Monday, December 7, 2009

Woman whose rape lie allowed innocent man to rot in prison for four years is indicted

Here's an update to a story we've previously reported here, and here, and here.  A woman who found religion and who confessed that her rape lie sent an innocent man to prison for four years has been indicted.  This is welcome news.

While the young man might not be free without the recantation, there needs to be some punishment for allowing him to rot in prison for four years in order to deter other false accusers. A principal reason women are apt to make false rape claims so freely is because they are rarely punished for them.  In order to stop women from telling rape lies in the first place, we need to deter the falsehoods before they occur.  After all, we believe in deterrence for every other serious crime, why should making a false rape report be any different? 

We must not allow men's liberty to rest on whether women, in their sole and unilateral discretion, deign to free them from the rape lie torture by recanting. If we deter women in the first place, we would not need to rely so heavily on recantations.  As we've said previously, an early recantation, before a man or boy is targeted, should be given a less serious punishment, to reward early recantations.  But even there some punishment must be given or we will not deter rape lies.


Rape-lie indict

False accuser sent man to prison

A grand jury has voted to indict a woman whose lies about being "raped" sent an innocent man to prison for four years, The Post has learned.

The perjury indictment against Biurny Peguero Gonzalez will be unsealed today at her arraignment hearing in Manhattan Supreme Court, according to a knowledgeable source.

Gonzalez was 22 years old in 2005, when she told cops she'd been gang-raped at knifepoint by carpenter William McCaffrey and two of his friends in upper Manhattan.

But in March, she admitted the story was just a hoax, crafted after her friends got angry at her for leaving them and hanging out with the three men.

The married mother of two came forward despite the consequences for her young family, because "every night she would cry, and she was not at peace with herself" over what she'd done, Assistant District Attorney Evan Krutoy wrote in court filings concerning the McCaffrey dismissal.

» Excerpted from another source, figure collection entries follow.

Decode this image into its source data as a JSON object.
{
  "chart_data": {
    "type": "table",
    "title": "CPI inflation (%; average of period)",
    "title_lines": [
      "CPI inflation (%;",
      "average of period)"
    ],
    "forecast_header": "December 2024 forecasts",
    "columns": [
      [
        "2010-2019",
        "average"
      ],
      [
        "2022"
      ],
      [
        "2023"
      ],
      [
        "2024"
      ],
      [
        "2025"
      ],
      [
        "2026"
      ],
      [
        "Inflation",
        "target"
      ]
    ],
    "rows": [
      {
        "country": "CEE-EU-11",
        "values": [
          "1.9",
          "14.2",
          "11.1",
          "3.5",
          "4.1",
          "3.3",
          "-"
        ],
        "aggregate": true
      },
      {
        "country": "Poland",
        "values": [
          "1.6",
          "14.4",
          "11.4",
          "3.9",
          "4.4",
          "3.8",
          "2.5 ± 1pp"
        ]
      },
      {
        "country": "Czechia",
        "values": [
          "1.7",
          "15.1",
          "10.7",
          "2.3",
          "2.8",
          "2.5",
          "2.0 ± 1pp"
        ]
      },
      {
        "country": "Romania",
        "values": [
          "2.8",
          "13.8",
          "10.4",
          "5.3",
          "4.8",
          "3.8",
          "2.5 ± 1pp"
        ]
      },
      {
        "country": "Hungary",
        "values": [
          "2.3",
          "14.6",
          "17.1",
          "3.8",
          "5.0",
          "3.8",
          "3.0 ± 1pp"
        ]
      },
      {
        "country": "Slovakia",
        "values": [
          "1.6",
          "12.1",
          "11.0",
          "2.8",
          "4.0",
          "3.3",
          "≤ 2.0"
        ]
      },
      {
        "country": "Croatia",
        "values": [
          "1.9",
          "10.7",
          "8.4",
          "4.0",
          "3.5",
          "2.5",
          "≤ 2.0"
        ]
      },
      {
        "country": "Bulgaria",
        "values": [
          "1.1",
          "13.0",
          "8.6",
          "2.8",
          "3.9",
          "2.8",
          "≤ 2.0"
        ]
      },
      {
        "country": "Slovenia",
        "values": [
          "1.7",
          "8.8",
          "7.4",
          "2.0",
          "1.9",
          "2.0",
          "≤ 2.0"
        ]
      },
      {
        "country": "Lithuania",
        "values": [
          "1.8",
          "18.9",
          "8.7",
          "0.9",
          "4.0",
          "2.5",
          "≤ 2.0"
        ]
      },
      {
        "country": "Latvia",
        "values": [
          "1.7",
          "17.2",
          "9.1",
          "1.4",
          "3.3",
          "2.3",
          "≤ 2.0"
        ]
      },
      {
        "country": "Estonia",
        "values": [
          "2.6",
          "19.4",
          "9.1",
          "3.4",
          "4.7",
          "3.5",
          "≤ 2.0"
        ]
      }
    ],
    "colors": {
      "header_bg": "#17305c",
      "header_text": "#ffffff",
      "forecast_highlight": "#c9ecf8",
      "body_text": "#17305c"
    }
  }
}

Gonzales first confessed her lies to a priest in Union City, NJ, who then urged her to contact authorities.

McCaffrey, meanwhile, had pursued his own path to freedom while serving a 20-year prison term, arguing that bite marks on her arm -- which Gonzales had blamed on McCaffrey -- could not have been made by him, a claim borne out by new DNA evidence.

The carpenter has been free on bail, thanks to the new evidence, since Sept. 1. Manhattan Supreme Court Justice Richard Carruthers has set Thursday as the day he will formally toss McCaffrey's indictment and conviction.